I'm aiming to solve t for a 3D cubic Bézier curve define through 4 points (start pt, 1st handle, 2nd handle, end pt) at which the curve has a given tangent vector (or better, a parallel one:)
Background: I have a profile of an object (archaeological stuff), drawn through Bézier curves, and do have to operate some transformations on the segments, but wish to be able to preserve the extremities unchanged -> I do have to split/slice the curves, but wish to be able to specify the 'slope' at which the curves has to be sliced. Yes, the derivative of the Bézier function...
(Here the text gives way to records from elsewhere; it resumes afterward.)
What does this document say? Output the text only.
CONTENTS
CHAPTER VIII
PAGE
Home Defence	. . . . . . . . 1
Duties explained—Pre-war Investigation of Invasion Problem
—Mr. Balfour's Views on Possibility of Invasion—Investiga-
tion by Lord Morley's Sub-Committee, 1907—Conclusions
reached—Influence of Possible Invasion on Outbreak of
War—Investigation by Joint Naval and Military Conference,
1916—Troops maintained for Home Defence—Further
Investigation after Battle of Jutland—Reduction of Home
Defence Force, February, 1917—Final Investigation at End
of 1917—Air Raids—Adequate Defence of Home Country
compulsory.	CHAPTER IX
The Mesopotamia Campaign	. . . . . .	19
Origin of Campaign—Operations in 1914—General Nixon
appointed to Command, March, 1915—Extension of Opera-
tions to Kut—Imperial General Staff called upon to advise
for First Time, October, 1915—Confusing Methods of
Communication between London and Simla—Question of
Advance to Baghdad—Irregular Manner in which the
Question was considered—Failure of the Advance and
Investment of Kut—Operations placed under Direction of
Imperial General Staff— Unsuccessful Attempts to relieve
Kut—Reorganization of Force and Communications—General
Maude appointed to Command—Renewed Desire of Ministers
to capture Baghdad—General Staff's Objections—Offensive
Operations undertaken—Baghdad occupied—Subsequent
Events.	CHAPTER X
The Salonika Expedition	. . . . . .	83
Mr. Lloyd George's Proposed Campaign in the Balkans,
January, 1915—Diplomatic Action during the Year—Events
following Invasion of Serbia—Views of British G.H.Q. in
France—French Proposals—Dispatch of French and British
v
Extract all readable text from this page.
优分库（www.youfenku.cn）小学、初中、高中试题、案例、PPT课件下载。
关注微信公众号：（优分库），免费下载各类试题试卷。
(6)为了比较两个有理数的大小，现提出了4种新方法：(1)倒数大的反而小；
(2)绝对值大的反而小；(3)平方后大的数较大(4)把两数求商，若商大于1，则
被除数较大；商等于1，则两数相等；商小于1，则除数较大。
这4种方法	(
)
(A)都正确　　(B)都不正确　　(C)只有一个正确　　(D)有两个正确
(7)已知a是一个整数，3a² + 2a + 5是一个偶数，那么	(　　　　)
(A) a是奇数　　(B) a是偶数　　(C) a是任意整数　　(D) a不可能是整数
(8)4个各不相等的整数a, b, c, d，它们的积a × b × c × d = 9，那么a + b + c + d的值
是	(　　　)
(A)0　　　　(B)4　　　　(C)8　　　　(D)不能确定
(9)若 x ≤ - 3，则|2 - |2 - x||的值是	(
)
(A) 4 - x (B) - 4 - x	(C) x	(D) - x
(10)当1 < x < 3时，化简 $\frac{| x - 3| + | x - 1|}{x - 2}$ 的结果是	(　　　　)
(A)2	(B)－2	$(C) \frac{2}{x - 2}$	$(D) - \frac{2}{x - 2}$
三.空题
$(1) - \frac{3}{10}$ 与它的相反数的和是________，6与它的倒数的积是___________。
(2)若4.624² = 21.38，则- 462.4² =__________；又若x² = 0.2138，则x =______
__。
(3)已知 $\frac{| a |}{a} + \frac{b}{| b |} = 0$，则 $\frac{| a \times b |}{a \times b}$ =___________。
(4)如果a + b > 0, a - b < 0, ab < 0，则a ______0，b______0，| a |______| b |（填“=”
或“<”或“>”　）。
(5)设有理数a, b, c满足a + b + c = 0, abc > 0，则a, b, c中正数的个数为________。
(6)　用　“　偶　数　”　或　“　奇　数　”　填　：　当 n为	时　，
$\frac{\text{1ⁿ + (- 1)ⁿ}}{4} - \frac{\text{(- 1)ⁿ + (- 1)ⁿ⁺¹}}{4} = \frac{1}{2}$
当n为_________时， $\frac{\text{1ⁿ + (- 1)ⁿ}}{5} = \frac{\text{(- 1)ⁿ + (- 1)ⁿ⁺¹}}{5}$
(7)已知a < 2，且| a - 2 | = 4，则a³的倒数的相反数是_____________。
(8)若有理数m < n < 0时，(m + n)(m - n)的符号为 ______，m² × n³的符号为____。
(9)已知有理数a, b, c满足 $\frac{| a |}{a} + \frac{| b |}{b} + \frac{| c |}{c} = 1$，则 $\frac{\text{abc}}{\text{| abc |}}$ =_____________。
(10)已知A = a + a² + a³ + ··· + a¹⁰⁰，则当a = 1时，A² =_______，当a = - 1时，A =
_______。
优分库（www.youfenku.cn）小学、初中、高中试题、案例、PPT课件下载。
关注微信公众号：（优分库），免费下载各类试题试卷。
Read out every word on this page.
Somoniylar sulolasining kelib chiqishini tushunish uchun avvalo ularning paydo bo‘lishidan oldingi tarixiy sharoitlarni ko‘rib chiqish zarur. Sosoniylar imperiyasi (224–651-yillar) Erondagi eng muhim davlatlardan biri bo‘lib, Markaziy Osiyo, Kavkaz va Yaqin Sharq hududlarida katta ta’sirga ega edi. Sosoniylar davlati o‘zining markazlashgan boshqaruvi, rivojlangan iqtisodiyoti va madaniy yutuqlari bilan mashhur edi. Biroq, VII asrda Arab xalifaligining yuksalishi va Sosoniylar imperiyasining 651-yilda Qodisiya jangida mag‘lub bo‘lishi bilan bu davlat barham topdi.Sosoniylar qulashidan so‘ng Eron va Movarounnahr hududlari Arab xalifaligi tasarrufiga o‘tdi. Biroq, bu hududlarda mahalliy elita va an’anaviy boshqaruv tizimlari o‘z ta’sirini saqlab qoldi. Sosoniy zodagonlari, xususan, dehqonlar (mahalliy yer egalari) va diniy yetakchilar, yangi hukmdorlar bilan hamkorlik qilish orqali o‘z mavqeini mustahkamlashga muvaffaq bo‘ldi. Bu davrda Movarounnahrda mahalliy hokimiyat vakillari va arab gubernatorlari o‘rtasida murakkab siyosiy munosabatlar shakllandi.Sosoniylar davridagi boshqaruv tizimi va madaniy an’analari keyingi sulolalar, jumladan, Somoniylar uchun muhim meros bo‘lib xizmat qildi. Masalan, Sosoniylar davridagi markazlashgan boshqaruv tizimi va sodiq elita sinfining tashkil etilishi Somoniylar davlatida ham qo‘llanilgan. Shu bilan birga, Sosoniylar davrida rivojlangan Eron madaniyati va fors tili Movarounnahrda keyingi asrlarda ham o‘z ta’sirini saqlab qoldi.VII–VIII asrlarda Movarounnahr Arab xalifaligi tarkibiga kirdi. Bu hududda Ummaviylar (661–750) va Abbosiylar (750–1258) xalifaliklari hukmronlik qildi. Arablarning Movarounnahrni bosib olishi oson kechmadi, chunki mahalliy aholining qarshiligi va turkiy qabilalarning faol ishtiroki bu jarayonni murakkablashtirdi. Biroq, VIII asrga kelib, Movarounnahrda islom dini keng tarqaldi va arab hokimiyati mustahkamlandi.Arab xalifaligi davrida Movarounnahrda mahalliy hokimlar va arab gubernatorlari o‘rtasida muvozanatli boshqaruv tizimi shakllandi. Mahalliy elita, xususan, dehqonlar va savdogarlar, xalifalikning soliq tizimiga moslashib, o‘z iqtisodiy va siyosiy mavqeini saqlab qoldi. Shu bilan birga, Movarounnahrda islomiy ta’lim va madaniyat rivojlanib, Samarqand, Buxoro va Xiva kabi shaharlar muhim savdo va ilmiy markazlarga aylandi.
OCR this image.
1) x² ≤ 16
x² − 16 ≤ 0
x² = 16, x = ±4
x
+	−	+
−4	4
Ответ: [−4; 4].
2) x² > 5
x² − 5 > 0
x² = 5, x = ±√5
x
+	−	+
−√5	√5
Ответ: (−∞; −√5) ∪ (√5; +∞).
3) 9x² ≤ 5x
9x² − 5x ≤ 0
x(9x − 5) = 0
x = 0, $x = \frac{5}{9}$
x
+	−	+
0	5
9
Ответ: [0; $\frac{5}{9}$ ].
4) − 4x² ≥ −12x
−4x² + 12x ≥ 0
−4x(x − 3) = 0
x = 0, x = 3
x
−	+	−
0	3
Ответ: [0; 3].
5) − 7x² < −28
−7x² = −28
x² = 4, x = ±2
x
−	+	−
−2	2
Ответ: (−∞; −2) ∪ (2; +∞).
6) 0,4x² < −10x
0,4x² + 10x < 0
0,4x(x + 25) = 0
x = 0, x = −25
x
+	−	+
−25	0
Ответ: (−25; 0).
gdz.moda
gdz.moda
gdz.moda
So far, I have no success for this case with the FindRoot
, Solve
etc., but I'm a newbie and... please be tolerant, first question ever asked :)
Here a exemple:
bezierCurve = {{0., 0., 0.}, {1.62, 0., 0.}, {3.96, 0., -0.18}, {4.42, 0., -0.64}}
(Upper quarter of the front profile drawing of a French Neolithic copper axe blade, if you ask...)
f = BezierFunction[bezierCurve]
f'[1]
(* {1.38, 0., -1.38} *)
which, for me, is equivalent to -Pi/4
or (-45°
) on the x-z axes. So the tangent of this curve is running from {1, 0, 0}
to {1/Sqrt[2], 0, -1/Sqrt[2]}
Hence the question: how do I solve the t
at which the derivative is parallel to a given vector?
THANKS A LOT